Landmine-Free World and Peace Trees Vietnam. Proceeds from the upcoming show

will support a comprehensive program that is providing rehabilitation

services, helping the international effort to remove mines from the ground

and raising public awareness.

Having traveled to Cambodia and Vietnam last year, Harris has seen

firsthand the devastation caused by the explosion of landmines. "It's one

thing for people to agree that landmines are bad and that we shouldn't put

any more in the ground, and it's another thing to find out exactly where

they are and get them out of the ground," she said. "Every 22 minutes,

someone is killed or crippled by a landmine."

Dubbed "solo songbird of the country," the 51-year-old Harris recently

released a live album called Spyboy, which is dominated by a fresh,

acoustic sound and features excerpts from her entire career.

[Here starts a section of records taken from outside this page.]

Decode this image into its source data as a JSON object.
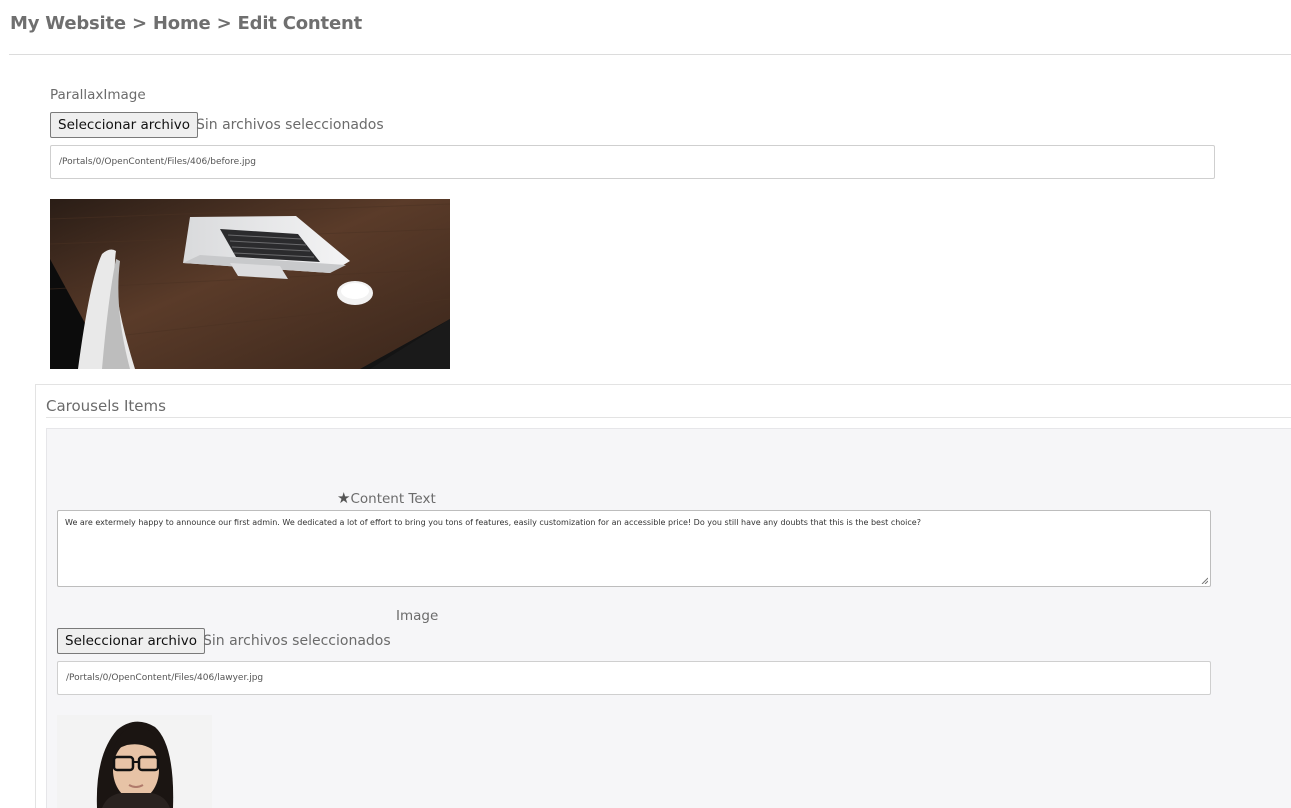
{
  "breadcrumb": {
    "text": "My Website > Home > Edit Content"
  },
  "parallax": {
    "label": "ParallaxImage",
    "file_button": "Seleccionar archivo",
    "file_status": "Sin archivos seleccionados",
    "path_value": "/Portals/0/OpenContent/Files/406/before.jpg"
  },
  "carousel": {
    "title": "Carousels Items",
    "content_label": "Content Text",
    "content_value": "We are extermely happy to announce our first admin. We dedicated a lot of effort to bring you tons of features, easily customization for an accessible price! Do you still have any doubts that this is the best choice?",
    "image_label": "Image",
    "file_button": "Seleccionar archivo",
    "file_status": "Sin archivos seleccionados",
    "path_value": "/Portals/0/OpenContent/Files/406/lawyer.jpg"
  },
  "icons": {
    "required": "star-icon",
    "laptop_preview": "laptop-photo",
    "person_preview": "person-photo"
  }
}
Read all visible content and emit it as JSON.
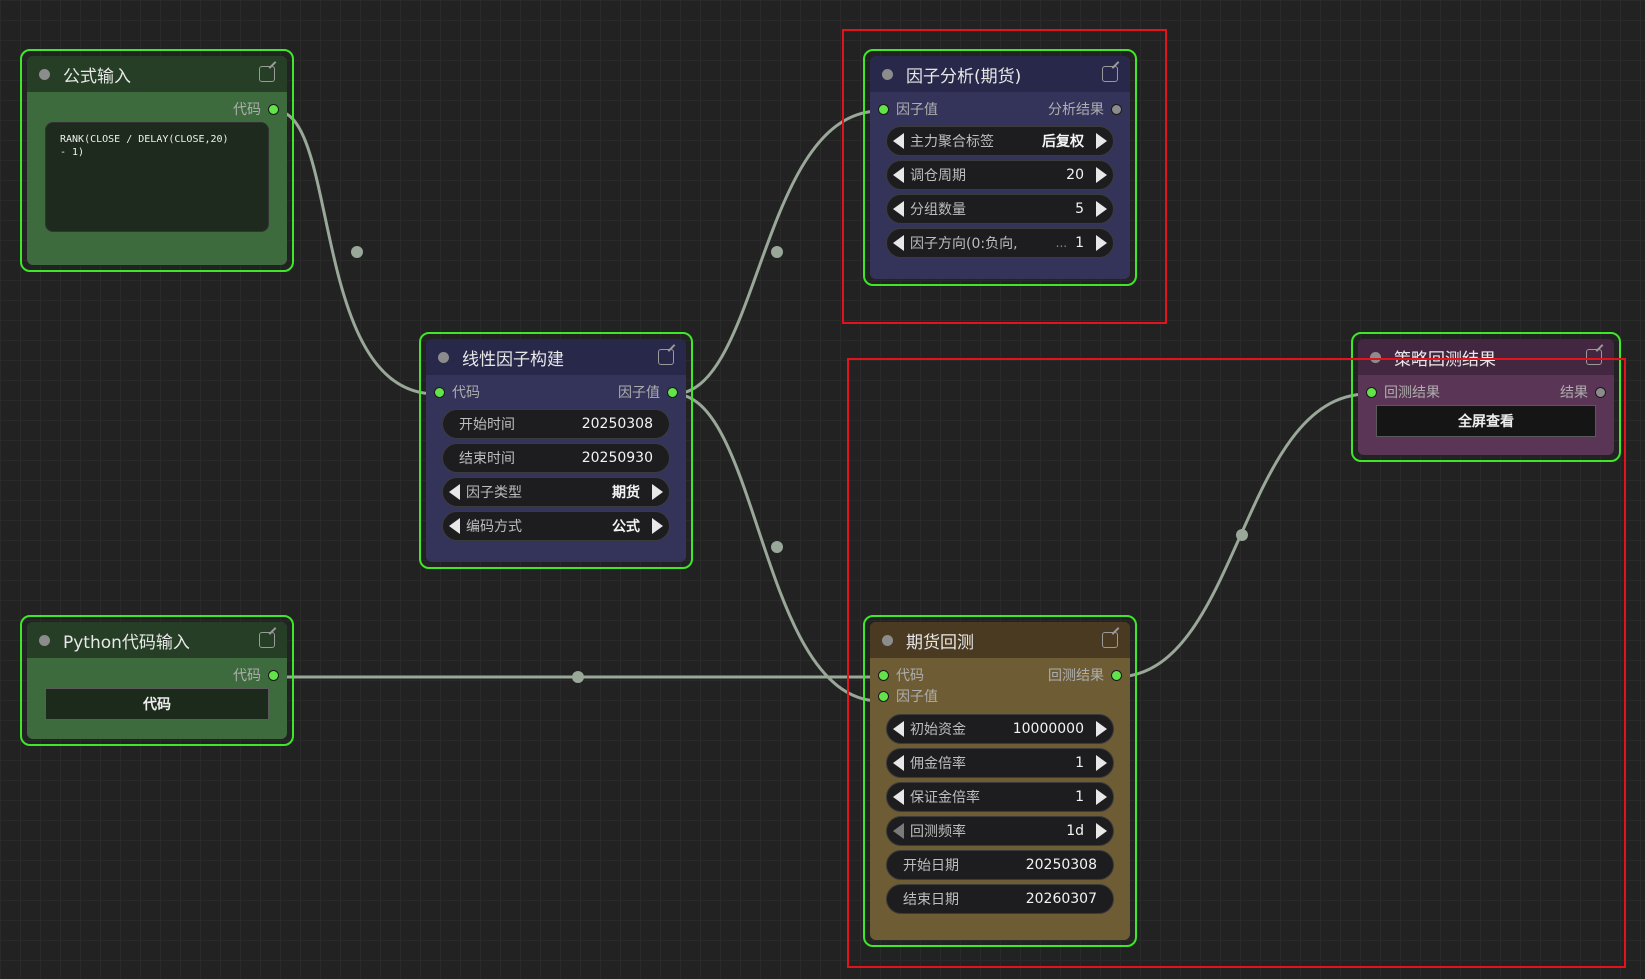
{
  "nodes": {
    "formula_input": {
      "title": "公式输入",
      "output": "代码",
      "code": "RANK(CLOSE / DELAY(CLOSE,20)\n- 1)"
    },
    "python_input": {
      "title": "Python代码输入",
      "output": "代码",
      "button": "代码"
    },
    "linear_factor": {
      "title": "线性因子构建",
      "input": "代码",
      "output": "因子值",
      "start_label": "开始时间",
      "start_value": "20250308",
      "end_label": "结束时间",
      "end_value": "20250930",
      "type_label": "因子类型",
      "type_value": "期货",
      "encode_label": "编码方式",
      "encode_value": "公式"
    },
    "factor_analysis": {
      "title": "因子分析(期货)",
      "input": "因子值",
      "output": "分析结果",
      "w1_label": "主力聚合标签",
      "w1_value": "后复权",
      "w2_label": "调仓周期",
      "w2_value": "20",
      "w3_label": "分组数量",
      "w3_value": "5",
      "w4_label": "因子方向(0:负向,",
      "w4_ellipsis": "...",
      "w4_value": "1"
    },
    "futures_backtest": {
      "title": "期货回测",
      "input1": "代码",
      "input2": "因子值",
      "output": "回测结果",
      "capital_label": "初始资金",
      "capital_value": "10000000",
      "commission_label": "佣金倍率",
      "commission_value": "1",
      "margin_label": "保证金倍率",
      "margin_value": "1",
      "freq_label": "回测频率",
      "freq_value": "1d",
      "start_label": "开始日期",
      "start_value": "20250308",
      "end_label": "结束日期",
      "end_value": "20260307"
    },
    "strategy_result": {
      "title": "策略回测结果",
      "input": "回测结果",
      "output": "结果",
      "button": "全屏查看"
    }
  },
  "colors": {
    "node_border": "#3fe62a",
    "link": "#9aa89a",
    "highlight": "#e3131b",
    "green_node": "#3e6b3e",
    "blue_node": "#34345a",
    "gold_node": "#6e5c35",
    "purple_node": "#5b3555"
  },
  "icons": [
    "status-dot-icon",
    "edit-icon",
    "arrow-left-icon",
    "arrow-right-icon"
  ]
}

Fans might expect the Washington, D.C., benefit show to have a family feel, as

most of the night's performers are close friends of Harris' as well as

frequent collaborators. Having covered Earle's "Guitar Town" for her 1992

album, At the Ryman, Harris also collaborated with him on her

Grammy-winning 1996 album, Wrecking Ball.

Additionally, Harris expressed enthusiasm over Williams' latest album, the

critically acclaimed Car Wheels On A Gravel Road. "It absolutely

blew me away,"

Harris said of Car Wheels. "It's a masterpiece. She's

extraordinary. She's raised the standard of music for everyone."

Several other major artists also have lent their support to the landmine

campaign,

including Boyz II Men, Jackson Browne, Mary-Chapin Carpenter, Bruce

Cockburn, Harry Connick Jr., Sheryl Crow, Jewel, Sinead O'Connor and Bruce

Springsteen.

"It's so important with any [cause] that certain people who have real

respect and are considered to be people of particular integrity and

leadership -- people like Emmylou Harris, Lucinda Williams and Steve Earle

-- are involved," VVAF's Muller said. "These are extraordinary people, and

when they identify with a cause, a lot of other people respond because it's

been 'credentialed,' if you wish, by having these leaders step forward."

Tickets for the Oct. 9 concert are available for $22.50 and $33.50 at all

Ticketmaster outlets, or by phone at 202-432-SEAT.